Oxidative stress-induced neuronal damage has been implicated to play a dominant role in neurodegenerative disorders such as Alzheimer's disease (AD). Nicotine, a principal additive compound for tobacco users, has been demonstrated to attenuate amyloid-β-mediated neurotoxicity and NMDA-induced excitotoxicity. However, whether nicotine could protect neurons against oxidative injury remains largely unknown. In this study, the potential effects of nicotine on hydrogen peroxide (H2O2)-induced oxidative injury were investigated in a mouse hippocampal cell line (HT-22 cells). Here, we found that H2O2 resulted in cell cycle arrest at G2/M phase through excessive intracellular reactive oxygen species (ROS) generation and damaged mitochondrial functions.

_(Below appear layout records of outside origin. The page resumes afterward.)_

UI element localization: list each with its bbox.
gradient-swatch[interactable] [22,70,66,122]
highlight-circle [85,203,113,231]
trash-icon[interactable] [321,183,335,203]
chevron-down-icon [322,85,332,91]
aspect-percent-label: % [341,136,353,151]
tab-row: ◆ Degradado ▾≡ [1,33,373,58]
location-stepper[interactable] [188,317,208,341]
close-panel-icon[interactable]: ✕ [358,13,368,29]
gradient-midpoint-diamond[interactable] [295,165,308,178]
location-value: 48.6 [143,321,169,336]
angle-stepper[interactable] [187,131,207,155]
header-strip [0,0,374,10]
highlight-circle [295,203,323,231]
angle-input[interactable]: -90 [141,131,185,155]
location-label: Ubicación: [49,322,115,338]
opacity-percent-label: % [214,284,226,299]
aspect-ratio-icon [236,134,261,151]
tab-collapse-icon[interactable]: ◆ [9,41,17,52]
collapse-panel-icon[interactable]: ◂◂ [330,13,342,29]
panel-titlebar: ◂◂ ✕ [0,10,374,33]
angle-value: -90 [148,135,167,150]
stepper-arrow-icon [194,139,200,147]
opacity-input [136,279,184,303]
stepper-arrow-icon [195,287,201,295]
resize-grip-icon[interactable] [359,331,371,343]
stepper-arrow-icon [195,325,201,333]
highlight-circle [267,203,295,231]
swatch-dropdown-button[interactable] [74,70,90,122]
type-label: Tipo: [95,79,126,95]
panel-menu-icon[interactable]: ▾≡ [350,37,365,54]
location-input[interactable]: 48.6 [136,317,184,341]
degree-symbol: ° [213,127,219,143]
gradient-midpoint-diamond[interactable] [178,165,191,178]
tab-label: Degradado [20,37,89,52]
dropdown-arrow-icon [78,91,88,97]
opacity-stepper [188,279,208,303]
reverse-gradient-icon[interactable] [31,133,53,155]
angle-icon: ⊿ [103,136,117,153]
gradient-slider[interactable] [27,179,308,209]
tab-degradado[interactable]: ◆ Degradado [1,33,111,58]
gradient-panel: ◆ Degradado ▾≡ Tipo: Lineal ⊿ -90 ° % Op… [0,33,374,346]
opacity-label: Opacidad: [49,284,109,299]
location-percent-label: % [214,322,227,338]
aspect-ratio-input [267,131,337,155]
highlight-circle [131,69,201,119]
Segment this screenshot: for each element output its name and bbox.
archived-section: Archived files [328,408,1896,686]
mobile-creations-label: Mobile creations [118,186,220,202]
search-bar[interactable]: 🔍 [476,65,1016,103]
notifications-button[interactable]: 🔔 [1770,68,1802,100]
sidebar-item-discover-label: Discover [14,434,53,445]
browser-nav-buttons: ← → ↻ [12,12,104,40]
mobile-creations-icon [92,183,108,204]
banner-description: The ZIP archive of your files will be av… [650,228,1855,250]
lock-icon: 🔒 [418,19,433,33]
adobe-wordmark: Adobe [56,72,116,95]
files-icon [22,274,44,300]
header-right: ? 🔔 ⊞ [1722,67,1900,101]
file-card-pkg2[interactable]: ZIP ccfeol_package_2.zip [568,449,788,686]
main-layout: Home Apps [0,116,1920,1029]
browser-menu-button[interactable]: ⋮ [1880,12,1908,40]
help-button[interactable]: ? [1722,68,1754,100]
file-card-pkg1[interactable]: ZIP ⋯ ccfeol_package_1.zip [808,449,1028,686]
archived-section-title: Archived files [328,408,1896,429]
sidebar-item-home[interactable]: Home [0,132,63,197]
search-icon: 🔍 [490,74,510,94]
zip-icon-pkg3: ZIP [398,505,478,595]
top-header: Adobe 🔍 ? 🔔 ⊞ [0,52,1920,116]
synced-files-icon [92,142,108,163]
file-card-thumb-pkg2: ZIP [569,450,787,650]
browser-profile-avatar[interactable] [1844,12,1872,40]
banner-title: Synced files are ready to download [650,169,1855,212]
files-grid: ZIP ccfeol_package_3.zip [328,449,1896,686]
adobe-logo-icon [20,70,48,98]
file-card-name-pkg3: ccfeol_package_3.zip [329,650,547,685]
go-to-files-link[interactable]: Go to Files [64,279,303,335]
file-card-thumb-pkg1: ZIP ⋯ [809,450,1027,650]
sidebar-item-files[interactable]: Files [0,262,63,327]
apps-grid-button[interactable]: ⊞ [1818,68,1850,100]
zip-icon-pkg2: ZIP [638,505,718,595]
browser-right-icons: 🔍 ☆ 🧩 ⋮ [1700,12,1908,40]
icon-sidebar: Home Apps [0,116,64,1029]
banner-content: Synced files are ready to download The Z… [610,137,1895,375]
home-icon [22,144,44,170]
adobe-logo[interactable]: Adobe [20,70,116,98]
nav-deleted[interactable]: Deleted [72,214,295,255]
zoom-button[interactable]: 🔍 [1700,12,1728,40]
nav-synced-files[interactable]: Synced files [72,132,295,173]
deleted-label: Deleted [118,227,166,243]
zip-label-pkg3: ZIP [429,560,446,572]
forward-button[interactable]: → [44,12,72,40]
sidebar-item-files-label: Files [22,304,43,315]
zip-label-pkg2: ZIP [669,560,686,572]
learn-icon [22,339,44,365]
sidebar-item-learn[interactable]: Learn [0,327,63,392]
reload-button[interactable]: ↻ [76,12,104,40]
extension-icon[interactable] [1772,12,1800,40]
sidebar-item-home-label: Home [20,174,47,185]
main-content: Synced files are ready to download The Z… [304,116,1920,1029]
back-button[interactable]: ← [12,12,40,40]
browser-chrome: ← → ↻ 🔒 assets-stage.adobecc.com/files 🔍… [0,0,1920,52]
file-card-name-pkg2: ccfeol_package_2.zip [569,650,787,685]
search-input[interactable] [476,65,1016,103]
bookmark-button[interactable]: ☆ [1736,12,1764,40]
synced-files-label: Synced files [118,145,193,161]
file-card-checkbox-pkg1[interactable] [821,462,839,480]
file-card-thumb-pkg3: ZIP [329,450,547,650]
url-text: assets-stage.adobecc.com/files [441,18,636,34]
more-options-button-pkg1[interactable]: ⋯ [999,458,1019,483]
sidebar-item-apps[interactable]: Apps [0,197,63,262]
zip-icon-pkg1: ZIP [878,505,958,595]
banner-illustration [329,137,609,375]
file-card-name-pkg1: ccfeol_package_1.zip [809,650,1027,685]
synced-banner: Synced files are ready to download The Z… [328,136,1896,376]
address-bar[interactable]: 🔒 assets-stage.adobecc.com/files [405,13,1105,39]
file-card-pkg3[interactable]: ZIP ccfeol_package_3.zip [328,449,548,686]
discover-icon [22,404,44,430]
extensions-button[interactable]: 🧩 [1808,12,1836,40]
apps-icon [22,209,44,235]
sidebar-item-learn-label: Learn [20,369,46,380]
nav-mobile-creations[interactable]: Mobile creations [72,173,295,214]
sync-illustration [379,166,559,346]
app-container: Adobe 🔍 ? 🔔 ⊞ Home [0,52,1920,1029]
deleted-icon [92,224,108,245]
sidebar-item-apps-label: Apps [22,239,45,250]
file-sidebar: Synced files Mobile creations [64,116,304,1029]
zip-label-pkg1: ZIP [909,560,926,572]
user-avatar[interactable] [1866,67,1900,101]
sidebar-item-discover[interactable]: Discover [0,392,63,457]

Importantly, nicotine at low concentrations significantly reduced intracellular ROS generation and increased cell proliferation against H2O2-induced oxidative injury. Besides, nicotine ameliorated mitochondrial dysfunction. Mechanistically, nicotine-mediated antioxidation were via specifically activating α7 nicotinic acetylcholine receptors (α7-nAChRs)/p-ERK1/2 signaling pathway rather than PI3K/Akt signaling pathway. Taken together, our findings provided an evidence for the neuroprotection of nicotine against oxidative injury, which indicates that nicotine may attenuate learning and memory injury by antioxidation in AD.